The Rødøy skier - rock carving from 2000 BC - Rødøy, Nordland, Norway. | Illustration based on a stamp published by Posten Norge - CC0.

Norwegian ski history | Hunting in deep snow

The word ski comes from the Old Norse language and means cleft wood. The old Norwegians were hunters, and have used skis to their advantage for over 5000 years.
By LA Dahlmann | The Evergreen Post

Rock carvings found at Rødøy

In 1933, ethnographer Gutorm Gjessing discovered the above rock carving on the island of Rødøy, in the Norwegian region of Nordland.

The carving dates back to around 2000 BC, and the general belief is that the person depicted is one of Norway’s earliest skiers.

Ancient ski remains

In 1959, Johan Kleivhaug found 5000-year-old ski-remains on his land in Vefsn, also in Nordland.

Both Norway’s historical Sami and Norse populations were excellent skiers – and perfected their abilities throughout the millennia.

Hunting in the deep snow

When the early Norwegians were out hunting, they moved through vast areas of land.

In winter, deep snow covered the ground, and people needed a tool to help them conquer the elements; they needed skis.

Not only did a simple pair of wooden planks allow the hunter to float on top of the snow, but they also allowed her or him to move as fast as the wind.

They shaped the skis to fit the landscape

Throughout history, the length and width of the skis have changed.

It was very much the layout of the landscape and the actual practical use that decided the design. Some were long, some short, and some wide.

Every generation and every community had their own master ski-makers, who adjusted, tweaked, and improved as the millennia passed by.

Clad with fur

Today, we apply ski wax to the bottom side of the skis – to create the optimal glide. It is all very high tech.

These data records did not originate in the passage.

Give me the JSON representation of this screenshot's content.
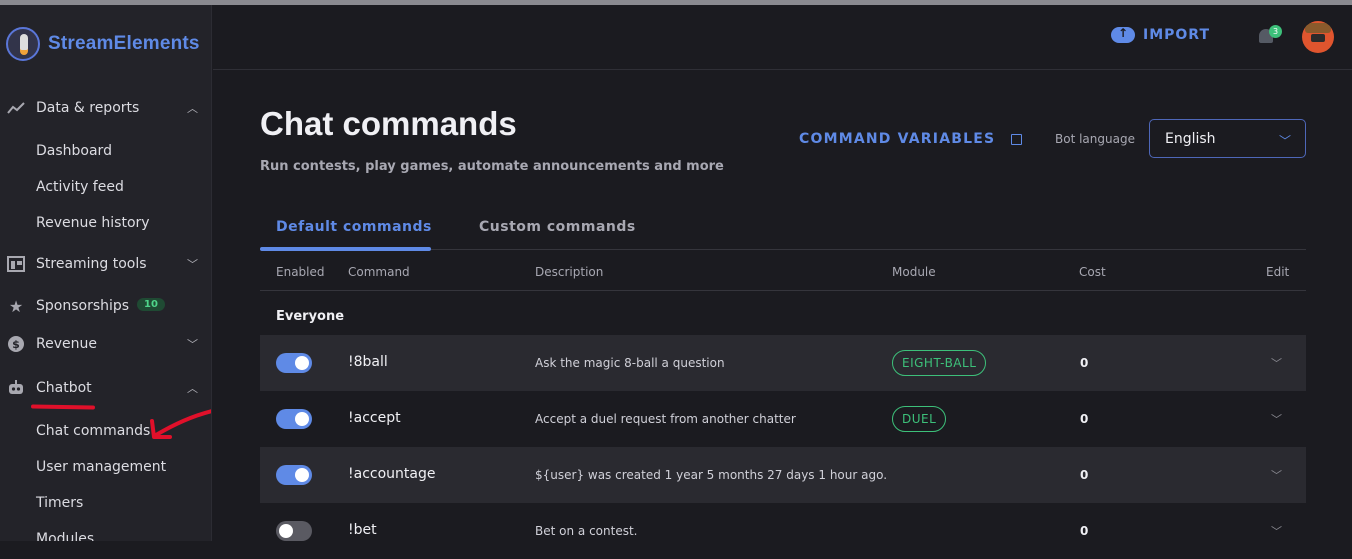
{
  "app": {
    "brand": "StreamElements",
    "accent": "#5f8ae6",
    "annotation_color": "#e0102a"
  },
  "sidebar": {
    "sections": [
      {
        "label": "Data & reports",
        "icon": "trend-icon",
        "expanded": true
      },
      {
        "label": "Streaming tools",
        "icon": "layout-icon",
        "expanded": false
      },
      {
        "label": "Sponsorships",
        "icon": "star-icon",
        "badge": "10"
      },
      {
        "label": "Revenue",
        "icon": "dollar-icon",
        "expanded": false
      },
      {
        "label": "Chatbot",
        "icon": "robot-icon",
        "expanded": true
      }
    ],
    "data_items": [
      "Dashboard",
      "Activity feed",
      "Revenue history"
    ],
    "chatbot_items": [
      "Chat commands",
      "User management",
      "Timers",
      "Modules"
    ]
  },
  "topbar": {
    "import_label": "IMPORT",
    "notification_count": "3"
  },
  "page": {
    "title": "Chat commands",
    "subtitle": "Run contests, play games, automate announcements and more",
    "command_variables": "COMMAND VARIABLES",
    "bot_language_label": "Bot language",
    "bot_language_value": "English"
  },
  "tabs": [
    "Default commands",
    "Custom commands"
  ],
  "table": {
    "headers": [
      "Enabled",
      "Command",
      "Description",
      "Module",
      "Cost",
      "Edit"
    ],
    "group": "Everyone",
    "rows": [
      {
        "enabled": true,
        "command": "!8ball",
        "description": "Ask the magic 8-ball a question",
        "module": "EIGHT-BALL",
        "cost": "0"
      },
      {
        "enabled": true,
        "command": "!accept",
        "description": "Accept a duel request from another chatter",
        "module": "DUEL",
        "cost": "0"
      },
      {
        "enabled": true,
        "command": "!accountage",
        "description": "${user} was created 1 year 5 months 27 days 1 hour ago.",
        "module": "",
        "cost": "0"
      },
      {
        "enabled": false,
        "command": "!bet",
        "description": "Bet on a contest.",
        "module": "",
        "cost": "0"
      }
    ]
  }
}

Our ancestors, on the other hand, simply attached animal fur to the bottom of the ski, with the tip of the hairs pointing backwards. This gave a good forward glide, and had the opposite effect when moving uphill.

Fur-clad skis have been in use well into our own time.

One long and one short ski

In places with steeper terrain, the two skis were often of equal length.

However, in areas with relatively flat or undulating mountain plateaus and forestland, the historical skier often had one long and one short ski – a langski and a kortski, the latter also called andor or ånder.

The long ski was on the left foot, and the skier mainly used it for gliding.

The short ski was on the right foot, and was the primary tool for forward movement, steering, and climbing uphill. It was usually this shorter ski that had fur underneath.

Only one ski pole

Most of today’s skiers have two poles when they are out and about in the tracks. Our forebears made do with just the one.

Photographs from as late as in the early 1900s, show that the one pole was still the norm.

Norse gods and Vikings

The old Norse winter-god Ull was a master at skiing, and he could ski faster and bolder than anyone else.

The Norse goddess Skade could ski down the hill and still shoot with her bow and arrow.

Every Viking warrior was no less of a skier than he was a swordsman.

Visit the Norwegian ski museum in Oslo

When you are next in Norway’s capital, Oslo, ask a passer-by to point out the Holmenkollen ski jump. Its creators majestically placed it on one of Oslo’s surrounding hills. To most Norwegians, Holmenkollen is a symbol of pride, a link back to ancient traditions.

If you wish to see Holmenkollen up close, then the Oslo Metro will take you there in less than 30 minutes. We highly recommend the outing – which includes some splendid views of the city and the Oslofjord. And whilst you are there, visit the Norwegian Ski Museum. We are sure that you will not regret the trip.